Function get_df_1m looks like this:

from arctic import CHUNK_STORE, Arctic

def get_df_1m(start, end, ticker):

    arc = Arctic('localhost')

    arc.initialize_library('ts_data.one_min_chunks', lib_type=CHUNK_STORE)
    lib = arc['ts_data.one_min_chunks']

    dR = pd.date_range(start=start, end=end, freq='T')
    close_df = lib.read(ticker, chunk_range=dR)

    return close_df

And the way I initiate multiprocessing is as follows:

from multiprocessing import Process, Queue

numProcs = os.cpu_count()
outQ = Queue()
splits = int(math.ceil(len(tickers) / float(numProcs)))
procs = []

for _id in range(numProcs):
    p = Process(target=function1,
                args=(tickers[splits * _id: splits * (_id + 1)],
                      bt_args,
                      _id,
                      outQ))
    procs.append(p)
    p.start()

Any help on how I can get this working with all 8 threads is much appreciated.

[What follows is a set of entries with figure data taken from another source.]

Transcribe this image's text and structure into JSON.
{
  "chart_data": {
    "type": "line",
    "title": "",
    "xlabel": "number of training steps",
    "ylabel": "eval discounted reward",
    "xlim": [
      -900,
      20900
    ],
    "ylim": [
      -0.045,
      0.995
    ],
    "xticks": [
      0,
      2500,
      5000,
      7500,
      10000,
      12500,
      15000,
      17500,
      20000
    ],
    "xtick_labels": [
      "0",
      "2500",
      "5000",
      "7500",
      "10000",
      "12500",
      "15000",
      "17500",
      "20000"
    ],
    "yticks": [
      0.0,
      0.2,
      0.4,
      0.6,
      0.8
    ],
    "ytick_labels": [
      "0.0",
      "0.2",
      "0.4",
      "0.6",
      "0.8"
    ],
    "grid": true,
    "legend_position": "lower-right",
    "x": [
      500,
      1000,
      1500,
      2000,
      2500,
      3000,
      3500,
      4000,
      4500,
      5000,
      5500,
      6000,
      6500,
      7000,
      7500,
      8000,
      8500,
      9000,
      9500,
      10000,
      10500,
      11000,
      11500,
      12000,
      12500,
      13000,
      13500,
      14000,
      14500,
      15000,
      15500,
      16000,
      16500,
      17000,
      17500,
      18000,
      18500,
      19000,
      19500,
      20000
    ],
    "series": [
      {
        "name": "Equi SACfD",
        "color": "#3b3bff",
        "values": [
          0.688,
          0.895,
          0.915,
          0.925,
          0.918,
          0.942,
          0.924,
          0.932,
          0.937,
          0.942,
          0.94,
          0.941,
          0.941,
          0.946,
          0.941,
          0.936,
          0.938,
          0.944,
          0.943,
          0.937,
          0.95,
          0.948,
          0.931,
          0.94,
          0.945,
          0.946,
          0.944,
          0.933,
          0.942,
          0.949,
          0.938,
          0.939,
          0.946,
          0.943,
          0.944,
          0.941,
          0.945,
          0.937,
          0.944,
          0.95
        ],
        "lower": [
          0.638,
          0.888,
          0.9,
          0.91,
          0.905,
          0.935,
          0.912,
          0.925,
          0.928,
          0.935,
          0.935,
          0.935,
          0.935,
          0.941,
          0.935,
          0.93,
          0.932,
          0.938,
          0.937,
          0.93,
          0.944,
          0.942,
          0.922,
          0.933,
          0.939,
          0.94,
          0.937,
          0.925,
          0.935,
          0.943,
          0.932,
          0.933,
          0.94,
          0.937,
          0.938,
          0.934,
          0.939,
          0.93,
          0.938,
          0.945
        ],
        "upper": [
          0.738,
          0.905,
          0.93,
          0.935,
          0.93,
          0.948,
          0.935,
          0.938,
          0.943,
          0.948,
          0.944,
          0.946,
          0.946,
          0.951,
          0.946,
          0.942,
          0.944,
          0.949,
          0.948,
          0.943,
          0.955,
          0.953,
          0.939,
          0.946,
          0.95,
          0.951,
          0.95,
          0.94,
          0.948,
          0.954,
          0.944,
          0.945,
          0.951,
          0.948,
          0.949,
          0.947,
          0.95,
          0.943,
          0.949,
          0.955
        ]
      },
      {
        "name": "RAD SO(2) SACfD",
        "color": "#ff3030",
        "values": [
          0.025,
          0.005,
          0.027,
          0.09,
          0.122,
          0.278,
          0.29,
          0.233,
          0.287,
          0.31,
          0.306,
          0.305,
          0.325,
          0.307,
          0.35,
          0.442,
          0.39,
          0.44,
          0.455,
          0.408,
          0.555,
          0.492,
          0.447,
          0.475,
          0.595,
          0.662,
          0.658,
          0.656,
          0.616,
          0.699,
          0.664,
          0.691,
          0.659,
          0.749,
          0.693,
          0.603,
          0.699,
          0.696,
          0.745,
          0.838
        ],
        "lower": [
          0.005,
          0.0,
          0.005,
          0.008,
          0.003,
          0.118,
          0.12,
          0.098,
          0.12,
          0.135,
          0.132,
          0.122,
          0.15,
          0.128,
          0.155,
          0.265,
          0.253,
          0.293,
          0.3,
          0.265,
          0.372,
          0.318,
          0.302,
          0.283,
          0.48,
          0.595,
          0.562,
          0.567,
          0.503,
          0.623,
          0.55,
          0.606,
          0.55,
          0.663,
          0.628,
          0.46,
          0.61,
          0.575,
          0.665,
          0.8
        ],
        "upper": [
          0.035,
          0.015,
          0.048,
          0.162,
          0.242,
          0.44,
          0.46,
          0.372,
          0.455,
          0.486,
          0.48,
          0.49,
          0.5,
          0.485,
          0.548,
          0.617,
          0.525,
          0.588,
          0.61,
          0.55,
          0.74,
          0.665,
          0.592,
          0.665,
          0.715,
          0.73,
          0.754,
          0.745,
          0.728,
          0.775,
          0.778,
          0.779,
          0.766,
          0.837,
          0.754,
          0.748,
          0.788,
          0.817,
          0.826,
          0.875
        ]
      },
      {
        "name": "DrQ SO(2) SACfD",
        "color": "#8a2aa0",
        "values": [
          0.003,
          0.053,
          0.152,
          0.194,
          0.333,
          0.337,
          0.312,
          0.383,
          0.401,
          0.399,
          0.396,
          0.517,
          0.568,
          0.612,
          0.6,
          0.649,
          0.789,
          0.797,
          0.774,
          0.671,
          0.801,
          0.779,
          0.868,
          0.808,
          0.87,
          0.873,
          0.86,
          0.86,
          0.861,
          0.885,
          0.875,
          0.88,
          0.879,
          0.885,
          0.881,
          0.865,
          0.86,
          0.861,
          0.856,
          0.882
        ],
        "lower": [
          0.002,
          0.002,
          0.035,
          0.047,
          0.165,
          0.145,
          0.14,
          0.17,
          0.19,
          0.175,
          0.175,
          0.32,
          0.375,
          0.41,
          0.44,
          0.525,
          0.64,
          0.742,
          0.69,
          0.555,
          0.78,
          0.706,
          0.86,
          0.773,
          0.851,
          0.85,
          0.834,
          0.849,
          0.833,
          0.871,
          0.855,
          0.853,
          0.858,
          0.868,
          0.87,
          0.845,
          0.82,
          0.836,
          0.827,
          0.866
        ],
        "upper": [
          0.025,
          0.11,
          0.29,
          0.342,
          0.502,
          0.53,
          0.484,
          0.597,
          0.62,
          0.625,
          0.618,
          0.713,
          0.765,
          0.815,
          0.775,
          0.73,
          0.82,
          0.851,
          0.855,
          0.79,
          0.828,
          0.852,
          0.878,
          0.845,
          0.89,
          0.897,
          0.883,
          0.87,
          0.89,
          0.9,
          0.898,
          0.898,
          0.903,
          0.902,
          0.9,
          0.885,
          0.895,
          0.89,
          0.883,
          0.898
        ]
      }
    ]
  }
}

JakobLS commented 1 year ago

I think there was a mistake in my code that caused the issue and not with Arctic. It's solved now. My apologies. Closing.

JakobLS commented 1 year ago

After feeding a larger chunk of data (roughly 10x more than before) the problem as appeared again. Reopening in the hope that a solution can be found.